Touche’, oh master of Finnish bread. :)
mike whitney has been all over this on counterpunch:
The Mysterious New Housing Bubble: Housing Up, Home Ownership Down
http://www.counterpunch.org/2012/12/18/the-mysterious-new-housing-bubble/
Ha! I just went and grabbed the same link. I got pretty caught up in Whitney’s questions and answers. ;o)
Of course the game’s rigged. Criminals run the system with utter impunity now, and those who can’t see it simply don’t want to. Four more years! Pffffft.
I’m not sure it’s the banks holding onto homes waiting for prices to rise. For a bank, those homes are “non-performing assets” that are a drain on their bottom line. It’s possible that they are holding *some* houses for this reason, but then they’ve got to pay the taxes and deal with whatever upkeep is needed. Meanwhile, they’re getting no income and their investment is doing nothing to improve their financial condition.
A more likely answer to me is that they’ve been snapped up by investors, looking to make a killing on them.
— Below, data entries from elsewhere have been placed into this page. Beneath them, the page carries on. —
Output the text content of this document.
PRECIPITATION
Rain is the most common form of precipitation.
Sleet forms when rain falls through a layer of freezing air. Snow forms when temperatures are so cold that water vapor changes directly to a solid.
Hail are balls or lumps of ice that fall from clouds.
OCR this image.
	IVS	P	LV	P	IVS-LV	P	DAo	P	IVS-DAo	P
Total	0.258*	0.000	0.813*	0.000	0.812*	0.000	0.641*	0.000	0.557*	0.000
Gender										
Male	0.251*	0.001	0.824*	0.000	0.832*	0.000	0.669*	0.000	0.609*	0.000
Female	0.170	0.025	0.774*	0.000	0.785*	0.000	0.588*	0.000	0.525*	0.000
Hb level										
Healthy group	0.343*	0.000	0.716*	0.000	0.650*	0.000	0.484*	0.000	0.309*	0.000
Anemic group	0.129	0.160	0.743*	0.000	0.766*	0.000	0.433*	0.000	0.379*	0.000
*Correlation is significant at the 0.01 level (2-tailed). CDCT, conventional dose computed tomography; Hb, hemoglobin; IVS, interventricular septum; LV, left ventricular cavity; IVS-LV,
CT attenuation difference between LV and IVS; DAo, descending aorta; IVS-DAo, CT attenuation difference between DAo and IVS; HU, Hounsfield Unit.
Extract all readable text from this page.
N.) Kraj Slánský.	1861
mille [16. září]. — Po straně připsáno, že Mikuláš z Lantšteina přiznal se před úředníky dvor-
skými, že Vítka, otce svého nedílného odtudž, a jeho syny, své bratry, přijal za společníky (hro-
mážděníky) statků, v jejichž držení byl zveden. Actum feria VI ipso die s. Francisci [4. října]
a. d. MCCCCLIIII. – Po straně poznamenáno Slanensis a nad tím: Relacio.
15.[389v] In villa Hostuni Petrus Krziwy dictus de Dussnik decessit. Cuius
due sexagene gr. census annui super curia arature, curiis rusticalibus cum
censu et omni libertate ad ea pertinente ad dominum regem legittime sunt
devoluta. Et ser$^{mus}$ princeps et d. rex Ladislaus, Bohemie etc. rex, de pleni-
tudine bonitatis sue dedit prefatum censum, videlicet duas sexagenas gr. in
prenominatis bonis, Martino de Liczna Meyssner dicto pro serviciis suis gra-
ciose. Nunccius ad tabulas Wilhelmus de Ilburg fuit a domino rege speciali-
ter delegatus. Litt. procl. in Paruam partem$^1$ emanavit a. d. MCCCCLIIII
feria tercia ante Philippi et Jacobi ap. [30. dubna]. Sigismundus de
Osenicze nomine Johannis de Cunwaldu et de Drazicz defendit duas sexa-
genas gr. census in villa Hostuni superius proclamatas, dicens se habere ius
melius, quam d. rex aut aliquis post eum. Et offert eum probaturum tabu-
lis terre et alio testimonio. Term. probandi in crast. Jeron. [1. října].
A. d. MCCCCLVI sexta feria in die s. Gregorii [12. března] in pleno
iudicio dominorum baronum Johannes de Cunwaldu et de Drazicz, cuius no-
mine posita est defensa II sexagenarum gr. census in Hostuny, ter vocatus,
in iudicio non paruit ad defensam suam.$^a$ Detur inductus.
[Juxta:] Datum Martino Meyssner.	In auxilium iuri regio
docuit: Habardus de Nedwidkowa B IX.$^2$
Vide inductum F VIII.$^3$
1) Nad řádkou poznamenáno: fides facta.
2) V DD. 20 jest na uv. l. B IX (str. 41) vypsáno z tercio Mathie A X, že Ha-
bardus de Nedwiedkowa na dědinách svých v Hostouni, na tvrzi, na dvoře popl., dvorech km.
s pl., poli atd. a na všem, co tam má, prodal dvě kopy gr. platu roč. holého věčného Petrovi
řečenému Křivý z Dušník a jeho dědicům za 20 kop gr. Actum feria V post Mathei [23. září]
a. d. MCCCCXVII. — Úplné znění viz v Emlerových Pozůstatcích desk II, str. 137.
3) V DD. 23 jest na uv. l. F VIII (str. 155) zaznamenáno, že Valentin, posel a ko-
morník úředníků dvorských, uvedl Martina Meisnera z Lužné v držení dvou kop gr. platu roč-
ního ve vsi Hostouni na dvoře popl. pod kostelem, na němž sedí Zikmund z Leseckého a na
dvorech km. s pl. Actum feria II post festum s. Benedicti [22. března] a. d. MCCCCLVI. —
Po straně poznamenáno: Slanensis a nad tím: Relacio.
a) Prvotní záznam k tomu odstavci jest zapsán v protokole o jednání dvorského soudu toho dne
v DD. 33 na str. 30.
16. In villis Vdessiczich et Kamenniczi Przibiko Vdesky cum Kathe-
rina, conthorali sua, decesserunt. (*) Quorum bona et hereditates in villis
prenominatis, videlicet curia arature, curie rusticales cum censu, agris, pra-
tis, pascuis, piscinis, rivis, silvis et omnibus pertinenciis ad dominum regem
Investors can sit on houses as long as they like, and no one is going to look at their balance sheets the way banks get checked out.
By and large, banks don’t make money by playing the bubble — they make it by taking a slice of every time someone else plays the bubble and finances their bets.
Thanks for the link, JP Sottile. Here, pretty much is the money paragraph from a great piece by Michael Whitney:
I own a few properties and when the price of houses dropped through the floor I started putting in some bids around central Calif on various houses. Without fail, I was always mysteriously ‘outbid’ at the last minute. So I would go back in and rebid higher. Same result. As a test I started ramping up my bids WAY higher (I wasn’t going to pay it but I just wanted to see what happened.) Result? In almost all cases, the same. My theory was that banks and real estate professionals were colluding, waiting for the day that prices had risen and enough FED money was sloshing around and available to primary borrowers. THEN we would see houses starting to move, and fast. I presented my thoughts here at FDL and was summarily chuckled off the stage.
As it turns out, that is EXACTLY what was happening. Two- bit investors were not of interest to banks and RE pros. They were fixated on the big RE speculation syndicates, some from Canada who were poised to come in and buy large numbers of properties and in the process really filling the pockets of the realtors. And now, here we are. Ta-dahh.
Oh and Athena1 can you give us a clue as to where you could buy a home in the 6-12k range? Even in the depths of this crash that is unimaginably cheap. May I ask is it Detroit?
It costs the banks nothing to hold houses. They’ve foreclosed, the bond holders took the loss.
Even if they do have to pay interest on the money used to hold a house, they have a loan from the FED at 0.25%.
If they owe interest on $1,000,000, the annual interest payments are $2,500.
Memphis.
My mom’s going to try and buy this one, maybe:
http://www.crye-leike.com/3267-carnes-avenue/address-Carnes-mgrp-33-tid-memphis-mlsnum-3260886-ln-8
Memphis is the poorest city in the nation, btw:
http://www.commercialappeal.com/news/2011/sep/23/census-calls-city-poorest-in-nation/
I just sold my home near the water in long island one month before sandy.
I was thrilled with the price, a home in disrepair that went for about the same amount I could have gotten at the height of the market
sandy hit and while my old home was 5′ above water and only took 2″ of water, the rest of my community was under water and the area’s home value took a dive
but I was wondering how I did so well with my home as well
Thanks, Athena. I lived in Nashville for a summer. I had no idea that Memphis was so poor. We always hear about Detroit. Good luck to you and your family.